Les installations intéressantes aujourd'hui sont hybrides. Un routeur dual-WAN sélectionne automatiquement le meilleur lien disponible : 4G près de la côte, Starlink plus au large, avec la possibilité d'agréger les deux quand ni l'un ni l'autre ne suffit seul. Ce qu'il faut chercher :

  1. Bascule automatique en moins de 30 secondes, pas de commutation manuelle.
  2. Des règles de routage par équipement. Vous voulez que le téléchargement météo de votre lecteur de cartes passe par la 4G (bon marché) et que votre appel vidéo passe par Starlink (rapide). Un bon routeur le fait tout seul.
  3. Un chemin de télémétrie dédié qui ne touche jamais le WAN principal. Votre supervision, votre géofencing et vos alertes anti-vol doivent continuer à fonctionner même si le Netflix de l'équipage a saturé le tuyau. L'Oria Box utilise sa propre SIM précisément pour rester indépendante du routeur que le propriétaire installera plus tard.
  4. Un traffic shaping raisonné. Plafonds de bande passante par équipement, par SSID, et mises à jour automatiques bloquées pendant les traversées.

Pour un loueur, la question devient commerciale, pas de confort. Les clients attendent un Wi-Fi côtier. Une politique de flotte 4G généralisée avec une option Starlink sur les bateaux à plus long rayon d'action tend à trouver le bon équilibre ; voyez nos notes sur le choix des bateaux à moteur pour une flotte de location pour comprendre comment la connectivité s'inscrit dans le coût d'exploitation.

Choisir ce qui convient à votre bateau

Quelques scénarios honnêtes :

  • Croiseur côtier, week-ends et deux semaines l'été, Méditerranée ou Manche. Un bon routeur 4G avec antenne externe couvre 95 % de vos besoins. Ajoutez un communicateur satellite pour la sécurité. Passez sur Starlink seulement quand vous en aurez réellement besoin.
  • Croiseur sérieux qui fait Gascogne, Corse, Baléares ou petites traversées hauturières. Ajoutez Starlink au dispositif 4G. Dimensionnez batteries et solaire en fonction de la conso. Si vous préparez une traversée plus longue, notre guide sur la traversée vers la Corse est un exemple concret d'un cas où la connectivité compte réellement en navigation.
  • Habitat permanent ou grand voyageur. Starlink est désormais la norme plutôt que l'exception. Un routeur 4G garde sa place comme lien secondaire économique au port. La redondance n'est pas optionnelle.
  • Exploitant de flotte de location. 4G pour la télémétrie et le Wi-Fi client sur les bateaux côtiers, dual-WAN avec Starlink sur les bateaux qui quittent la vue de terre. Suivez la consommation de données par bateau et par semaine.
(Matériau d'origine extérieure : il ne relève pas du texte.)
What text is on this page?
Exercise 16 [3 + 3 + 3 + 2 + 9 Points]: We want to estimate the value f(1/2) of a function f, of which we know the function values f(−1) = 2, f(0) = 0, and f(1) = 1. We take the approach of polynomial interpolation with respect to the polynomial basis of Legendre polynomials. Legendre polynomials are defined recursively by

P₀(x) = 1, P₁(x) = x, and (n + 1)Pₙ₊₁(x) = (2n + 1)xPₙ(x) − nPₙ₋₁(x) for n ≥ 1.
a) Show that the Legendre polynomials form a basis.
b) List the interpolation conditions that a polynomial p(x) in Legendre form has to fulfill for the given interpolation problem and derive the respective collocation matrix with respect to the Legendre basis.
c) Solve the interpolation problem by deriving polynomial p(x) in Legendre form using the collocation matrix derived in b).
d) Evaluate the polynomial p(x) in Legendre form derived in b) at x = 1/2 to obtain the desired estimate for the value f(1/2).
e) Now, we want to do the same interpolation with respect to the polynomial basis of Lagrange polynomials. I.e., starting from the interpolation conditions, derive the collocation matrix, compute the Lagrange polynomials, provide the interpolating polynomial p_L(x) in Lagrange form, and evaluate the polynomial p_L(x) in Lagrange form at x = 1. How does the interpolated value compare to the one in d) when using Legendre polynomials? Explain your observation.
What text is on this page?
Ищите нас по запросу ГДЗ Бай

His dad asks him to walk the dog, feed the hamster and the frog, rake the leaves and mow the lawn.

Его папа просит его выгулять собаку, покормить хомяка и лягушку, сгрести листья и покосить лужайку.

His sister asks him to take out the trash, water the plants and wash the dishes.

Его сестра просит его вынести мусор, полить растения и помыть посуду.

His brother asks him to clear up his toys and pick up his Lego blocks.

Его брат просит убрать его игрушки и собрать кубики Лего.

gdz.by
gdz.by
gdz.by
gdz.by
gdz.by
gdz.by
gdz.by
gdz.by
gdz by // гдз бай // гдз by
Quoi que vous choisissiez, le bateau passe d'abord : une antenne mal installée sous-performera n'importe quel matériel, et un routeur alimenté via un onduleur sur secteur quai tombera à la première traversée sérieuse. Traitez le lien internet comme n'importe quel autre système du bord : alimenté en DC, monté correctement, et dimensionné à l'usage réel.

Une fois le tuyau fiable, la question intéressante devient : que faire passer dedans. Suivi de position, heures moteur, alertes de géofence, un ping anti-vol dès que quelqu'un touche le contact à votre insu : ce sont autant de charges utiles minuscules que l'Oria Box gère en 4G, et c'est pour cela que la plateforme Oria reste utile même sur des bateaux sans antenne satellite. Que mettriez-vous réellement sur le fil, si le fil ne tombait jamais ?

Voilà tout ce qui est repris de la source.